You might think that we’d be reviewing the last part of this year’s Master trilogy right here, but the thing is – at this point in time in the Folly, the Seventh Doctor hasn’t actually met the McQueen Master yet. And since that play indicates that he has met that incarnation of the Master, logically it can’t happen before Unit: Dominion. Which we can’t see from here. So hush – and wait. Meanwhile…
Big Finish Folly, Part 144 – The Fearmonger, by Jonathan Blum
One would-be assassin is in a mental ward. Another’s on the run. Their intended victim is stirring up the mobs. Terrorists are planning a strike of their own. A talk-radio host is loving every minute of it. A Whitehall insider whispers about a mysterious UN operative, with a hidden agenda. Everyone’s got someone they want to be afraid of. It’ll only take a little push for the situation to erupt – and something is doing the pushing. But you can trust the Doctor to put things right. Can’t you?Others would put the adaptations of the early New Adventures novels (Nightshade, for example) here first, but while that range still has some miles to run I’m going to launch into the main 7/Ace arc. The New Adventures can always be placed post-Hex… no, we’ll get to Hex in a bit…
Anyway, The Fearmonger. Do bear in mind that we’re all the way back in February 2000 as far as release dates go, the very early days of Big Finish’s massive Main Range run. Even so, it’s a brave decision to put a charged political story slap bang in the present day, and a prescient one too given Britain’s current socio-political climate. Jacqueline Pearce plays the charismatic politician inciting hatred and violence – and it’s a more sympathetic portrayal than the outright evil of Servalan. Arrayed against and alongside her are a coterie of desperate activists, civil servants, and radio talk-show mouthpieces, all manipulative and manipulated by a formless creature that feeds on fear and bigotry.
Absolutely nothing like today, obviously.
There are two very good twists in this story. The first is that as the listener, you’re never quite sure up until the end that the Fearmonger truly exists. Is it all in the mind? Is there nothing to fear but fear itself? It’s the sort of twist that thoroughly suits the Seventh Doctor, and that was (in chronological terms on this site)/will be (in pure release number terms) explored with less success in something like RED. It makes the listener wonder whether Jac Pearce’s horrendous bigot needs an alien influence to be evil. (Trump. Farage. Cameron. Gove. We do it to ourselves, we really do.)
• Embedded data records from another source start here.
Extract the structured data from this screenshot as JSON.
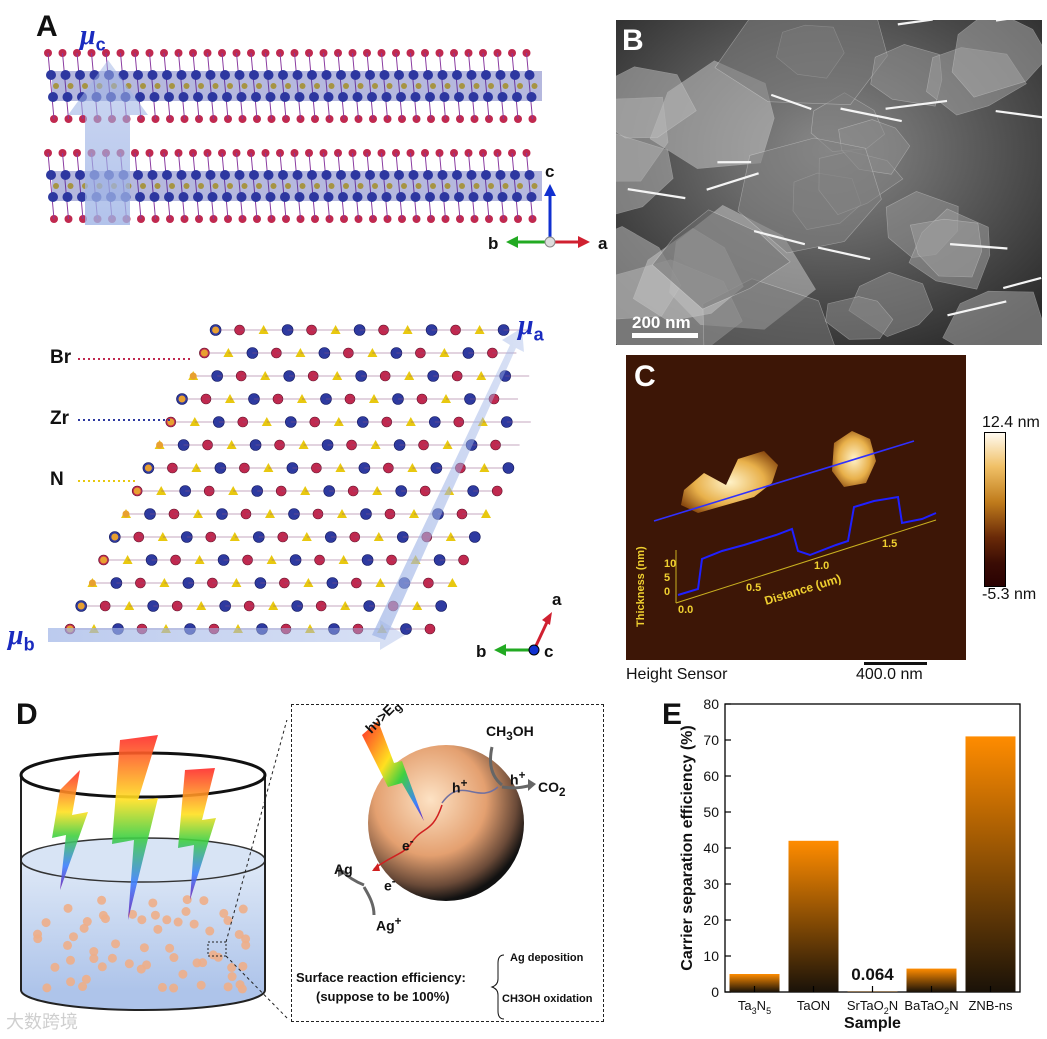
{
  "panels": {
    "A": "A",
    "B": "B",
    "C": "C",
    "D": "D",
    "E": "E"
  },
  "panelA": {
    "mu_c": "μ",
    "mu_c_sub": "c",
    "mu_a": "μ",
    "mu_a_sub": "a",
    "mu_b": "μ",
    "mu_b_sub": "b",
    "axes_top": {
      "c": "c",
      "b": "b",
      "a": "a"
    },
    "axes_bottom": {
      "a": "a",
      "b": "b",
      "c": "c"
    },
    "legend": [
      {
        "label": "Br",
        "color": "#c0294f"
      },
      {
        "label": "Zr",
        "color": "#2e3aa0"
      },
      {
        "label": "N",
        "color": "#e8c810"
      }
    ]
  },
  "panelB": {
    "scale_label": "200 nm"
  },
  "panelC": {
    "colorbar_max": "12.4 nm",
    "colorbar_min": "-5.3 nm",
    "height_sensor": "Height Sensor",
    "scale_label": "400.0 nm",
    "profile_ylabel": "Thickness (nm)",
    "profile_xlabel": "Distance (um)",
    "profile_yticks": [
      "10",
      "5",
      "0"
    ],
    "profile_xticks": [
      "0.0",
      "0.5",
      "1.0",
      "1.5"
    ]
  },
  "panelD": {
    "hv": "hν>E",
    "hv_sub": "g",
    "ch3oh": "CH",
    "ch3oh_sub": "3",
    "ch3oh_end": "OH",
    "hplus_inner": "h",
    "hplus_outer": "h",
    "plus": "+",
    "co2": "CO",
    "co2_sub": "2",
    "eminus": "e",
    "minus": "-",
    "ag": "Ag",
    "agplus": "Ag",
    "agplus_sup": "+",
    "sre_line1": "Surface reaction efficiency:",
    "sre_line2": "(suppose to be 100%)",
    "ag_deposition": "Ag deposition",
    "ch3oh_oxidation": "CH3OH oxidation"
  },
  "chart_data": {
    "type": "bar",
    "categories": [
      "Ta3N5",
      "TaON",
      "SrTaO2N",
      "BaTaO2N",
      "ZNB-ns"
    ],
    "category_display": [
      [
        "Ta",
        "3",
        "N",
        "5"
      ],
      [
        "TaON"
      ],
      [
        "SrTaO",
        "2",
        "N"
      ],
      [
        "BaTaO",
        "2",
        "N"
      ],
      [
        "ZNB-ns"
      ]
    ],
    "values": [
      5,
      42,
      0.064,
      6.5,
      71
    ],
    "annotation": "0.064",
    "ylabel": "Carrier separation efficiency (%)",
    "xlabel": "Sample",
    "ylim": [
      0,
      80
    ],
    "yticks": [
      0,
      10,
      20,
      30,
      40,
      50,
      60,
      70,
      80
    ],
    "bar_gradient": [
      "#ff8c00",
      "#1a1208"
    ]
  },
  "watermark": "大数跨境"
}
The second twist, once we’re certain that the Fearmonger is real, is that the darned thing isn’t hiding quite where you think it is. A lesser twist, but still effective.
Atmosphere-wise, Blum takes a lot from the New Adventures direction and the apparent post-Survival signposting. The Doctor is playing a game by his own rules for a lot of the time, rarely explaining himslef in full. This can be a little frustrating. The decision to have Ace wounded is brave and startling, definitely something that the TV show would not have done. You can imagine the deserted streets and warehouses of London though, and the mob scene is truly scary. Hugh Walters plays a creepy civil servant with a sort of prescient nod to Sit Toby Kinsella (let’s face it, all civil servants are creepy manipulators, aren’t they?).
While it might be slightly dated now, technologically speaking, The Fearmonger is still relevant to modern Britain – and in itself, that’s something to be scared of.